“Welcome to old Voortyashtan,” the captain says with false cheer, waving at the mouth of the Solda. “Though you can’t see much of it these days. It’s moved, y’see, about three hundred feet. Vertically, straight down.” He grins and laughs wickedly.
City of Blades surprised me.
It’s set in the same world as City of Stairs, with fantastic world building full of dead gods and the ravages of war. And we see the main characters again, in particular, Shara, Sigrud, and Mulaghesh.

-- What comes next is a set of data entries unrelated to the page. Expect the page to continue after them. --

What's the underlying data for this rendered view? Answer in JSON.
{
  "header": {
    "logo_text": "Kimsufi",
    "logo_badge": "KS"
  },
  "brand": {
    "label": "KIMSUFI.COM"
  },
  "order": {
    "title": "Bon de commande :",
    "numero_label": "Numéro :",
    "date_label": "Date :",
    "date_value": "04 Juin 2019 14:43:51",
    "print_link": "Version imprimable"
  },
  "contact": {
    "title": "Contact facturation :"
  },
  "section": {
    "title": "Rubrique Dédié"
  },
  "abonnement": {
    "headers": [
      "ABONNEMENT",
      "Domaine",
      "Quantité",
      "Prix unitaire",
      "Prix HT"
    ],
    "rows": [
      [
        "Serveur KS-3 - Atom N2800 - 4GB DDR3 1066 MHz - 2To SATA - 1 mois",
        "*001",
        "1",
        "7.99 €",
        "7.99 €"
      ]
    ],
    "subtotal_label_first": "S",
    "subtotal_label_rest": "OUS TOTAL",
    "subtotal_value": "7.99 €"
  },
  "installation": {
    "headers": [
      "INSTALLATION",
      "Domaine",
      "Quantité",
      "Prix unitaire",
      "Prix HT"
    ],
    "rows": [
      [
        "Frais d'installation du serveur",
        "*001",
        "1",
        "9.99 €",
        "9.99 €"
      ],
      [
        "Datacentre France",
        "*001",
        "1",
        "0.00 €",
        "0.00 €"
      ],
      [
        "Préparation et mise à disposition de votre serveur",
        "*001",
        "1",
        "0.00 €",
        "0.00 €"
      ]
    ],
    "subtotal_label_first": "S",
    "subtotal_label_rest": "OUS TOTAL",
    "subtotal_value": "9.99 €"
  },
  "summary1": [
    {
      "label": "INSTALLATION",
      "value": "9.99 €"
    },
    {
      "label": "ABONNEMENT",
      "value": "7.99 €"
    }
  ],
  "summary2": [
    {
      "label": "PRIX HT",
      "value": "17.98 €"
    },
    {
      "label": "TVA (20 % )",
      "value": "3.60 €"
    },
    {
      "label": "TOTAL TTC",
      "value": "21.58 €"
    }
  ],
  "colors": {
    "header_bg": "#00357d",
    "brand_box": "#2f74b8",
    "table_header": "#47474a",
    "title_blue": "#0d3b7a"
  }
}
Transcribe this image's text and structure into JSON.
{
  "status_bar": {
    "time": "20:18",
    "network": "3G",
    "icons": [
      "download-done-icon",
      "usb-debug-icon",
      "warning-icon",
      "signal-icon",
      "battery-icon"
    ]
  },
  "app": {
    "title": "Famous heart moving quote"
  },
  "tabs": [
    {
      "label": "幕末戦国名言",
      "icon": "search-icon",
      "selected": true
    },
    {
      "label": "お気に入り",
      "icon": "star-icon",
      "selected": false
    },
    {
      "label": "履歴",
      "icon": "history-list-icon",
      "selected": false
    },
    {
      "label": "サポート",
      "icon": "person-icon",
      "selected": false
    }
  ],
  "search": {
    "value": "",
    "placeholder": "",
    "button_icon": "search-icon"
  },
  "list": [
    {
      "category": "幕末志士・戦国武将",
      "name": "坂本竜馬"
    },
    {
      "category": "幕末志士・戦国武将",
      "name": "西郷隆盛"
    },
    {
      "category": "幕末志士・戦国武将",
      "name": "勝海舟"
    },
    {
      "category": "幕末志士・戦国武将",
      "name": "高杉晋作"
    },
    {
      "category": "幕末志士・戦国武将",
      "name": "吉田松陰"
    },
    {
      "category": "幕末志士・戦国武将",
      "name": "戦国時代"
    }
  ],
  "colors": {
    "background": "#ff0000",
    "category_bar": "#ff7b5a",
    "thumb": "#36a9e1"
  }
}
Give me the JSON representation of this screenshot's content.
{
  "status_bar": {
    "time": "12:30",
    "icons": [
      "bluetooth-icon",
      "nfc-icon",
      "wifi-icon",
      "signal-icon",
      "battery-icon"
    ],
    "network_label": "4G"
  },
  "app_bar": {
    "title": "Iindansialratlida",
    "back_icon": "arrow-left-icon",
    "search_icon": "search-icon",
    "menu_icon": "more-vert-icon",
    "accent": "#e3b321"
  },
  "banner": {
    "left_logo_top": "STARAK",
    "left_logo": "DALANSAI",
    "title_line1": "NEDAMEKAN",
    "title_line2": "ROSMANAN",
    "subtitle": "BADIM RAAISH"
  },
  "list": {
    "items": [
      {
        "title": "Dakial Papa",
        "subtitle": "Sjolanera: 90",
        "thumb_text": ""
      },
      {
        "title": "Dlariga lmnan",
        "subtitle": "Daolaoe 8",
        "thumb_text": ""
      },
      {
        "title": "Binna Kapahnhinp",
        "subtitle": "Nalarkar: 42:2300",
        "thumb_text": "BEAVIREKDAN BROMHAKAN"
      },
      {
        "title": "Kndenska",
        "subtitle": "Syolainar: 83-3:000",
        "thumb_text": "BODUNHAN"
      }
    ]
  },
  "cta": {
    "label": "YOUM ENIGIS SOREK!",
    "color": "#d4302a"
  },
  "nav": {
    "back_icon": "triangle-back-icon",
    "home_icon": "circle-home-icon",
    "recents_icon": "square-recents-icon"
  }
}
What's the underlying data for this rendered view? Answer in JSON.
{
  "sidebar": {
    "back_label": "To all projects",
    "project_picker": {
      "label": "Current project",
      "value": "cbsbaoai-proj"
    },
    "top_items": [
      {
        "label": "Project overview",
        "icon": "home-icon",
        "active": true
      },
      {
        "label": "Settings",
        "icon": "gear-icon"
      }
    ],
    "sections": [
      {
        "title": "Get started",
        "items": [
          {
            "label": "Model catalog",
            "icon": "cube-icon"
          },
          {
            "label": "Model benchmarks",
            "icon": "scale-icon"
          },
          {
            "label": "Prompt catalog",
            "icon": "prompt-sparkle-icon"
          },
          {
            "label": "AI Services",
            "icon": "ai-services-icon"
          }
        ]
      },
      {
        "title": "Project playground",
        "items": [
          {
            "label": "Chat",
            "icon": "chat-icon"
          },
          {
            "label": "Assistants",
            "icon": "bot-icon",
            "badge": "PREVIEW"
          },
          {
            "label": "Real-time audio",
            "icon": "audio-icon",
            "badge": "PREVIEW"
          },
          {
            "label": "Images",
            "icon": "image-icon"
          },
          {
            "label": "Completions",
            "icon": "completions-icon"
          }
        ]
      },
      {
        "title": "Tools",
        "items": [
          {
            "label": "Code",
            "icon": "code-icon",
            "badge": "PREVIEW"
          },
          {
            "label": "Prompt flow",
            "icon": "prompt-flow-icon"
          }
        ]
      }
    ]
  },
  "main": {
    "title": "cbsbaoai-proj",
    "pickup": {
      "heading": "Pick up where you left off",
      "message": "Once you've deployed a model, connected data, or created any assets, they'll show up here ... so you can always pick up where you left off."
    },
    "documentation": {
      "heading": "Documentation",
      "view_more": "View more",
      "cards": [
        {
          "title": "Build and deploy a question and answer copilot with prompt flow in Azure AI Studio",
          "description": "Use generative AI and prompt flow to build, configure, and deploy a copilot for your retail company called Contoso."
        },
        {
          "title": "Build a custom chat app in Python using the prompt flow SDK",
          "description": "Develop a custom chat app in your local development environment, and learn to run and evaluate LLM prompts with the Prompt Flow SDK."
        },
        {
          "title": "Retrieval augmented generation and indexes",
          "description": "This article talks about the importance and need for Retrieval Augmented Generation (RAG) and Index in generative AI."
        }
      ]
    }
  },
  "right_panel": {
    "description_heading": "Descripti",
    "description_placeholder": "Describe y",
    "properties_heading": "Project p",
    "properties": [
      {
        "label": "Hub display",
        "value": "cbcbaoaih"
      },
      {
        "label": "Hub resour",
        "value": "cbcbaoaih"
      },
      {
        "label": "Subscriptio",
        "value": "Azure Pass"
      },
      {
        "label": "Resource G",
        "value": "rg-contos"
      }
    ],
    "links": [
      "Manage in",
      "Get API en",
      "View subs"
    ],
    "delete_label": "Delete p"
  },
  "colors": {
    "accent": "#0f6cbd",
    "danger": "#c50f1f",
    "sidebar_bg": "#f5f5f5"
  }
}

But this time around Mulaghesh is the main character, Sigrud eventually shows up in a slightly less direct role, and Shara is off far away pulling strings, only to show up for a few paragraphs throughout the entire book.
Normally, that’s not something I generally like doing, particularly when I enjoyed the characters as much as I did Shara and Sigrud the first time around. Mulaghesh isn’t nearly as funny and snarky in general and (as we learn throughout the book) has a lot more trauma in her backstory. But she grew on me. By the end, while I would still have been interested to see how Shara would have dealt with the events of the City of Blades, I couldn’t imagine the story having gone that way. Mulaghesh was the perfect protagonist for the story.
A soldier serves not to take, they don’t strive to have something, but rather they strive so that others might one day have something. And a blade isn’t a happy friend to a soldier, but a burden, a heavy one, to be used scrupulously and carefully. A good soldier does everything they can so they do not have to kill. That’s what training is for. But if we have to, we will. And when we do that we give up some part of ourselves, as we’re asked to do.
The new comers (Sigrud’s badass daughter Signe, crazy military sorts General Biswal and Sergeant Pandey, and kind of creepy, traumatized local politician/taxidermist Rada) are fascinating as well. Even if you don’t agree with them, you can see where they’re coming from.
The world building remains fantastic, with a world of (literally) miraculous magic since fallen and torn asunder, a city built by … well …
EMPRESS OF GRAVES
MAIDEN OF STEEL
DEVOURER OF CHILDREN
QUEEN OF GRIEF
SHE WHO CLOVE THE EARTH IN TWAIN
It’s another corner of the world and at once feels like an extension of what we’ve seen before and something alltogether new and dark. Especially when you spend a book dealing with the idea of what happens to an afterlife when gods die…
“Sort of strange, a Continental who doesn’t believe in an afterlife.”
“Perhaps the Divinities made one for us, once,” says Rada. “But they are gone now, aren’t they?”
It’s also interesting to see how technology has advanced:
“I’m not,” he growls. “But these things make it damned easy to kill a man. With bolts, ammunition is so much more of a hassle. Too much wind and you can’t use them at all. Short-ranged, too. With riflings…Overnight, we’ve gone from bolt-action to fully automatic and beyond. Dying has gotten a whole lot easier all over the world.”
And how while they might have electricity, it’s still a learning world:
“Does thinadeskite conduct electricity, Prathda,” Mulaghesh asks, “or does it generate it?” He thinks for a long time. “We…haven’t determined that yet.” “Okay.” “But in a refined state, it…amplifies the charge. Considerably.” Mulaghesh is silent. Prathda shifts on his feet, uncomfortable. “Should that be possible?” she asks. “Well. No.”
Especially when you take divine powers and put them up against modern technology:
“Well, General…This is a half-ton gun. So the weight of the weapon system itself—especially its barrel motor, fuel tank, and optimal ammunition feed—is extraordinary. We’re working to reduce that—engineering makes leaps all the time—but it’s not easy. But there’s also the issue of propulsion and recoil. The PK features state-of-the-art reduced recoil designs, but we’re still talking about six rotating barrels firing about 2,500 rounds a minute. That puts a lot of pressure on its mounting system. We tried one demonstration integrating what we believed to be a heavy enough vehicle to handle the sudden burst of force, but…Well. It started tipping over, and nearly crushed the gunner.” The officer scratched his chin. “In other words, think of this weapon system as an engine that essentially creates a column of lead in the air, moving at speeds up to two hundred feet per second. That should give you an idea of the physics of this weapon.” The instant Mulaghesh pulls the trigger on the PK-512, her understanding of the weapon’s physics grows immensely.
That feeds into to honestly one of the coolest scenes I’ve read. Full stop.
It gets gruesome at time (with a goddess of war and death, you have vivisection1 and blood all over the place), but not hugely worse than City of Stairs.
Overall, it’s a wonderful book once you get into it. It’s not the same thing as a City of Stairs, but it just works. I look forward to seeing how City of Miracles goes.